The size of the loops needs to be known when entering a compute region. Hence you either need to accelerate just the outer “i” loop or the inner three loops. Which is best will depend on the sizes of the loops.

For option #1, use the “kernel” loop directive clause to tell the compiler that you want the body of the outer loop to be the compute kernel. You’ll also need to use the “independent” clause since the compiler wont be able to tell that all calculations on pos are independent. Of course, if multiple iterations of “i” do modify the same element in pois, then you will get wrong answers, so only use “independent” if you are sure. Finally, you may need to use the copyout clause for pos since the compiler wont be to determine the size of pos given the information from the loop.

The code would look something like:

#pragma acc region copyout (pos[0:posSize-1])
{
#pragma acc for kernel, independent
for (i=0;i < npart;i++) {
ax = x[i]*dh_inv;
ay = y[i]*dh_inv;
az = z[i]*dh_inv;
ix0 = ax - dn;
iy0 = ay - dn;
iz0 = az - dn;
ix1 = ax + dn;
iy1 = ay + dn;
iz1 = az + dn;
for (iz=iz0;iz <= iz1;iz++) {
for (iy=iy0;iy <= iy1;iy++) {
for (ix=ix0;ix <= ix1;ix++) pos[ix + iy*nx + iz*nxy]++;
}
}
}
} // end of acc region

For option #2, you would push the compute region around the inner loops. Since pos uses computed index, you’ll need the independent clause again. I have put in a request that the compiler should be able to figure out all values of a compute index are independent when only constant variables and loop index are used in the expression. It’s a quite difficult operation for the compiler to do, but it’s quite common so our engineers are working on it. Finally, I’d add a data region around the “i” loop so pos is copied only once.


#pragma acc data region copyout(pos[0:posSize-1])
{
for (i=0;i < npart;i++) {
ax = x[i]*dh_inv;
ay = y[i]*dh_inv;
az = z[i]*dh_inv;
ix0 = ax - dn;
iy0 = ay - dn;
iz0 = az - dn;
ix1 = ax + dn;
iy1 = ay + dn;
iz1 = az + dn;
#pragma acc region
{
#pragma acc for independent
for (iz=iz0;iz <= iz1;iz++) {
#pragma acc for independent
for (iy=iy0;iy <= iy1;iy++) {
#pragma acc for independent
for (ix=ix0;ix <= ix1;ix++) pos[ix + iy*nx + iz*nxy]++;
}
}
}
}
} // end of acc region

Hope this helps,
Mat

Hi Mat,
thanks for both your suggestions.

Without going into details, neither of them worked just right, but with different issues in each case.
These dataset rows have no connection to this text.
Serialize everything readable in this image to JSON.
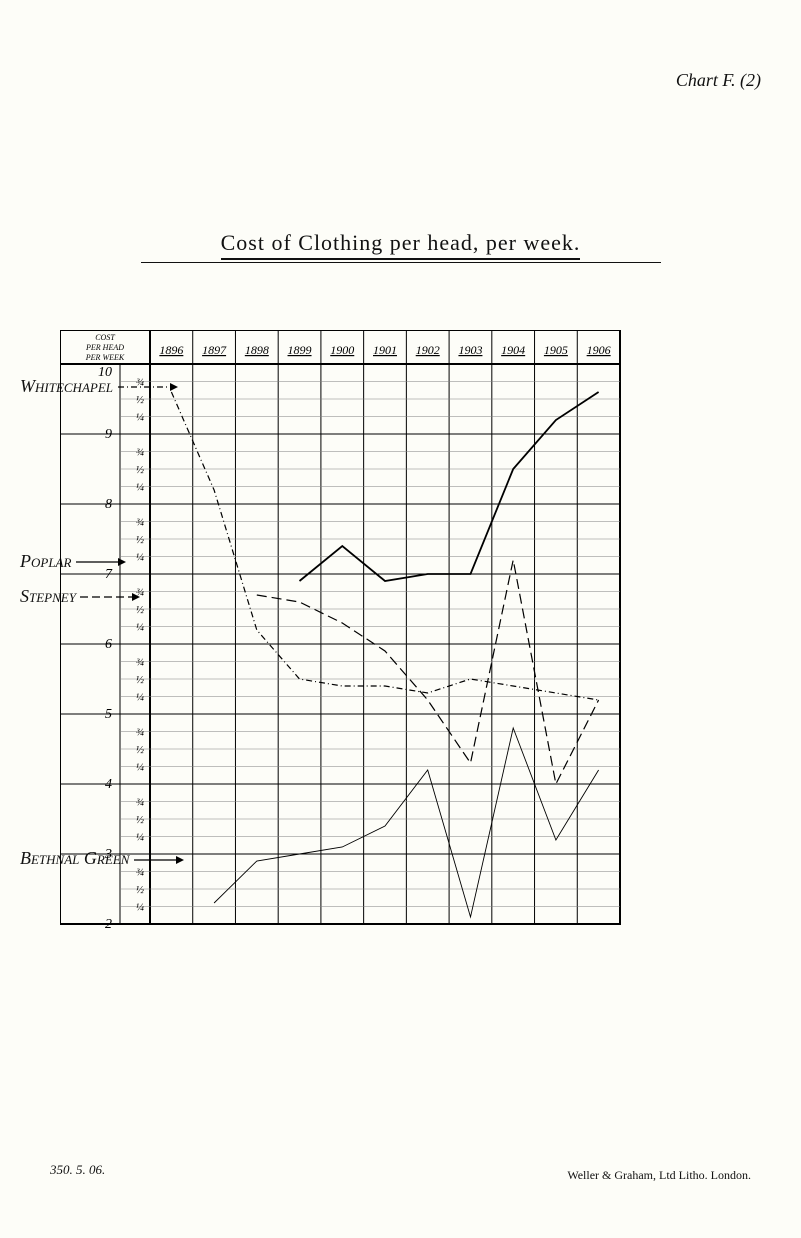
{
  "corner_label": "Chart F. (2)",
  "title": "Cost of Clothing per head, per week.",
  "chart": {
    "type": "line",
    "dims": {
      "inner_width": 470,
      "inner_height": 560
    },
    "background_color": "#fdfdf8",
    "border_color": "#000000",
    "grid_color": "#000000",
    "grid_minor_color": "#808080",
    "font_family": "Times New Roman",
    "axis_header_label": "COST\nPER HEAD\nPER WEEK",
    "years": [
      "1896",
      "1897",
      "1898",
      "1899",
      "1900",
      "1901",
      "1902",
      "1903",
      "1904",
      "1905",
      "1906"
    ],
    "y_major": [
      10,
      9,
      8,
      7,
      6,
      5,
      4,
      3,
      2
    ],
    "y_minor": [
      "¾",
      "½",
      "¼"
    ],
    "y_unit": "d.",
    "series": [
      {
        "name": "Whitechapel",
        "label": "Whitechapel",
        "arrow_style": "dash-dot",
        "color": "#000000",
        "line_width": 1.2,
        "dash": "6 3 1 3",
        "values": [
          9.6,
          8.2,
          6.2,
          5.5,
          5.4,
          5.4,
          5.3,
          5.5,
          5.4,
          5.3,
          5.2
        ]
      },
      {
        "name": "Poplar",
        "label": "Poplar",
        "arrow_style": "solid",
        "color": "#000000",
        "line_width": 1.8,
        "dash": "",
        "values": [
          null,
          null,
          null,
          6.9,
          7.4,
          6.9,
          7.0,
          7.0,
          8.5,
          9.2,
          9.6
        ]
      },
      {
        "name": "Stepney",
        "label": "Stepney",
        "arrow_style": "long-dash",
        "color": "#000000",
        "line_width": 1.2,
        "dash": "10 5",
        "values": [
          null,
          null,
          6.7,
          6.6,
          6.3,
          5.9,
          5.2,
          4.3,
          7.2,
          4.0,
          5.2
        ]
      },
      {
        "name": "BethnalGreen",
        "label": "Bethnal Green",
        "arrow_style": "solid-thin",
        "color": "#000000",
        "line_width": 0.9,
        "dash": "",
        "values": [
          null,
          2.3,
          2.9,
          3.0,
          3.1,
          3.4,
          4.2,
          2.1,
          4.8,
          3.2,
          4.2
        ]
      }
    ]
  },
  "side_labels": {
    "Whitechapel": {
      "text": "Whitechapel",
      "y_value": 9.75
    },
    "Poplar": {
      "text": "Poplar",
      "y_value": 7.25
    },
    "Stepney": {
      "text": "Stepney",
      "y_value": 6.75
    },
    "BethnalGreen": {
      "text": "Bethnal Green",
      "y_value": 3.0
    }
  },
  "footer_left": "350. 5. 06.",
  "footer_right": "Weller & Graham, Ltd  Litho. London."
}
Since now its getting into code nitty-gritty, logistically, should I continue to post them here or create a separate (new) topic, or take it offline and iterate via email?

Once I know your preference, I’ll act accordingly.

Thanks for your help.

– Avi

Hi Avi,

If the code is big or proprietary, let’s take it offline. Send the code to PGI customer service (trs@pgroup.com) and ask them to sent it to me.

If you have a small example, the User Forum is fine. Though, please start a new thread.

Note that our lab is shut down from Dec 23rd to Jan 3rd, but I’ll check in a few times during the week.

  • Mat

Mat,
I sent the source tarball with compile, run outputs for the 2 options. Let me know if you received it.

Thanks

Avi

Got it. I’ll take a look later today.

  • Mat